My wolf wouldn’t settle. Hadn’t settled since this afternoon, since that whole goddamn disaster. Clark showing up early, parking himself at Andrea’s desk with that easy grin, that confident lean like her workspace was a bar and he was about to order a drink. I watched through the glass while she handledhim, polite and warm and going nowhere, and I should have left it alone. She didn’t need my help. She’d been handling men like Clark her whole life, and she was better at it than I’d ever be because she did it without wanting to rip someone’s arm out of its socket.
But then he put his hand on her shoulder.
His palm on her, fingers curling over the top, casual and easy like he had the right, and my wolf lunged so hard against my control that I was out of my chair and through the door before my brain caught up. I heard myself say words that came out controlled and measured while every cell in my body was screaming to do far worse, and I nearly shifted in my own goddamn office. My eyes almost turned in front of a human client, and if Clark had looked at me half a second sooner he would have seen amber where brown should be and this whole thing would have gone from bad to catastrophic.
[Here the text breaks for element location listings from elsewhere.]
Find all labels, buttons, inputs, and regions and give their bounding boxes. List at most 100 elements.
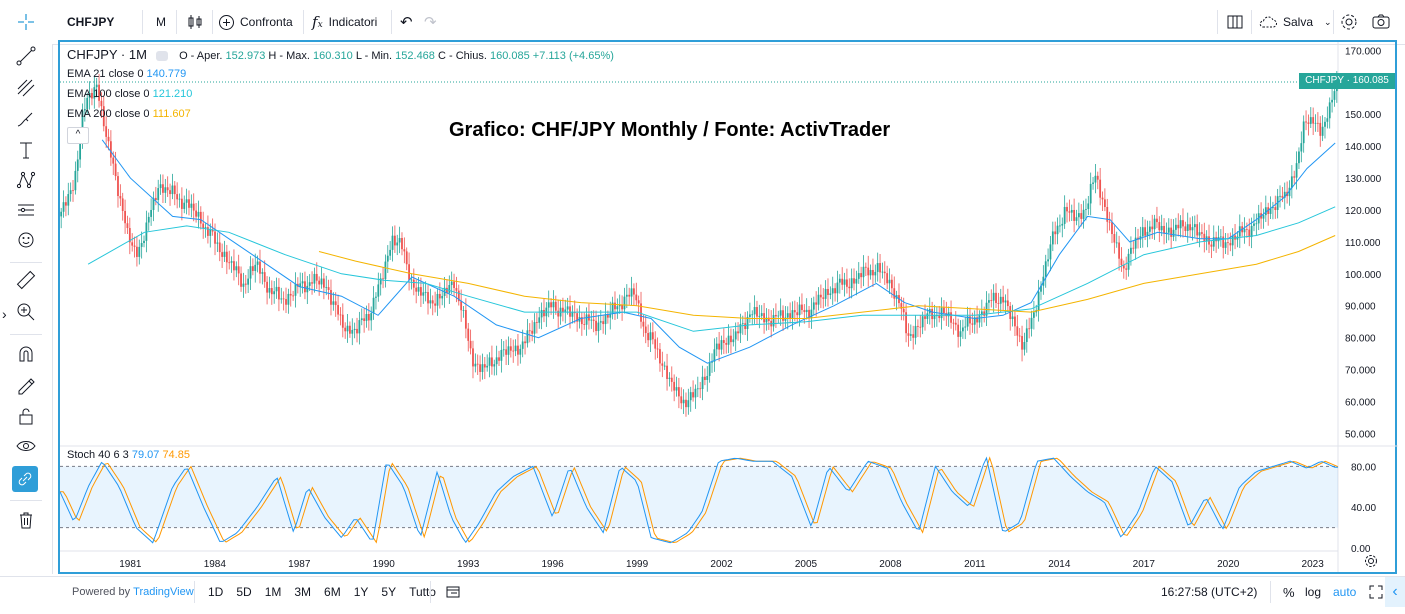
percent-toggle[interactable]: % (1283, 584, 1295, 600)
candle (1198, 222, 1201, 248)
candle-body (765, 317, 768, 323)
candle-body (472, 348, 474, 367)
ema21-line (101, 139, 1336, 364)
indicators-button[interactable]: fx Indicatori (312, 0, 377, 44)
stoch-legend[interactable]: Stoch 40 6 3 79.07 74.85 (67, 449, 190, 461)
range-5d[interactable]: 5D (236, 585, 252, 599)
range-1d[interactable]: 1D (208, 585, 224, 599)
candle (446, 279, 448, 298)
ruler-icon[interactable] (14, 268, 38, 292)
range-1y[interactable]: 1Y (353, 585, 369, 599)
candle-body (602, 321, 605, 325)
candle-body (233, 261, 235, 271)
candle (143, 235, 145, 248)
candle-body (850, 278, 853, 289)
symbol-search-button[interactable]: CHFJPY (67, 0, 114, 44)
trash-icon[interactable] (14, 508, 38, 532)
unlock-icon[interactable] (14, 404, 38, 428)
camera-icon[interactable] (1371, 0, 1391, 44)
link-icon[interactable] (12, 466, 38, 492)
candle (1146, 220, 1149, 248)
candle (959, 320, 962, 347)
candle (1227, 233, 1229, 255)
brush-icon[interactable] (14, 108, 38, 132)
auto-toggle[interactable]: auto (1333, 585, 1357, 599)
candle (436, 289, 439, 316)
candle-body (853, 278, 855, 284)
layout-icon[interactable] (1226, 0, 1244, 44)
candle-body (1111, 222, 1113, 235)
gear-icon[interactable] (1339, 0, 1359, 44)
fib-tool-icon[interactable] (14, 76, 38, 100)
ema200-legend[interactable]: EMA 200 close 0 111.607 (67, 108, 191, 120)
date-range-icon[interactable] (445, 577, 461, 607)
range-1m[interactable]: 1M (264, 585, 282, 599)
redo-icon[interactable]: ↷ (424, 14, 437, 31)
scale-settings-gear-icon[interactable] (1363, 553, 1379, 569)
eye-icon[interactable] (14, 434, 38, 458)
clock-time[interactable]: 16:27:58 (UTC+2) (1161, 585, 1258, 599)
candle (938, 305, 941, 323)
compare-button[interactable]: Confronta (218, 0, 293, 44)
undo-icon[interactable]: ↶ (400, 14, 413, 31)
chevron-left-icon[interactable]: ‹ (1385, 577, 1405, 607)
candle (765, 308, 768, 331)
range-6m[interactable]: 6M (324, 585, 341, 599)
text-tool-icon[interactable] (14, 138, 38, 162)
lock-drawing-icon[interactable] (14, 372, 38, 396)
candle-body (126, 223, 129, 229)
candle-body (564, 309, 567, 313)
candle-body (185, 199, 188, 203)
candle (744, 311, 747, 336)
crosshair-icon[interactable] (14, 0, 38, 44)
smiley-icon[interactable] (14, 228, 38, 252)
candle-body (1106, 206, 1109, 222)
save-button[interactable]: Salva ⌄ (1258, 0, 1332, 44)
candle-body (1025, 328, 1028, 343)
candle-body (677, 387, 680, 397)
candle-body (251, 266, 254, 271)
candle-body (793, 310, 796, 313)
candle (420, 277, 422, 308)
candles-icon[interactable] (185, 0, 205, 44)
range-all[interactable]: Tutto (409, 585, 436, 599)
candle (1040, 281, 1042, 300)
candle-body (1243, 228, 1246, 233)
candle (881, 262, 884, 279)
candle-body (512, 350, 515, 352)
candle (663, 361, 666, 371)
prediction-icon[interactable] (14, 198, 38, 222)
pattern-icon[interactable] (14, 168, 38, 192)
candle (1063, 195, 1066, 229)
fullscreen-icon[interactable] (1369, 577, 1383, 607)
candle (154, 186, 157, 206)
log-toggle[interactable]: log (1305, 585, 1322, 599)
ema21-legend[interactable]: EMA 21 close 0 140.779 (67, 68, 186, 80)
powered-by[interactable]: Powered by TradingView (72, 577, 194, 607)
candle-body (299, 283, 302, 287)
interval-button[interactable]: M (156, 0, 166, 44)
range-3m[interactable]: 3M (294, 585, 312, 599)
candle-body (737, 331, 739, 334)
range-5y[interactable]: 5Y (381, 585, 397, 599)
ema200-value: 111.607 (152, 108, 191, 120)
legend-menu-icon[interactable] (156, 51, 168, 62)
collapse-legend-button[interactable]: ^ (67, 127, 89, 144)
candle-body (190, 203, 193, 208)
candle-body (195, 210, 197, 217)
candle-body (867, 267, 870, 276)
magnet-icon[interactable] (14, 342, 38, 366)
candle-body (822, 297, 825, 299)
trend-line-icon[interactable] (14, 44, 38, 68)
ema100-legend[interactable]: EMA 100 close 0 121.210 (67, 88, 192, 100)
candle (502, 341, 505, 357)
zoom-in-icon[interactable] (14, 300, 38, 324)
candle-body (91, 93, 93, 99)
chevron-right-icon[interactable]: › (2, 306, 7, 322)
candle-body (938, 315, 941, 319)
indicators-label: Indicatori (328, 15, 378, 29)
candle (606, 310, 609, 324)
candle (654, 331, 657, 360)
candle (105, 116, 108, 148)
And then, because apparently I had zero self-control where Andrea was concerned, I spent the rest of the afternoon hovering near her desk and staring at her through the glass. Coming out with files I didn’t need delivered, standing too close, holding eye contact until she spilled coffee on my desk and I heard her voice crack when she answered the phone. I knew I was making it worse and I couldn’t goddamn stop.
She was angry at me. I could see it in the way she set the coffee mug down too hard, liquid sloshing, and in the rigid line of her shoulders when she walked past my office without glancing in, and in the tight smile she gave me when I handed her that file, a smile that didn’t reach her eyes, that saidI am being polite because this is my job and I will deal with you later.
She had every right to be furious. I’d embarrassed her, implied she was being unprofessional when she was just doing her job, standing at her own desk, handling a handsy client with more grace than I’d managed in the entire two years I’d known her.
My wolf did not give a shit about any of that, only knew that another man’s hand had been on her and that we needed to be near her right now, and no amount of rational thought was going to override that.
The light in her bedroom had turned off a while ago. I should go.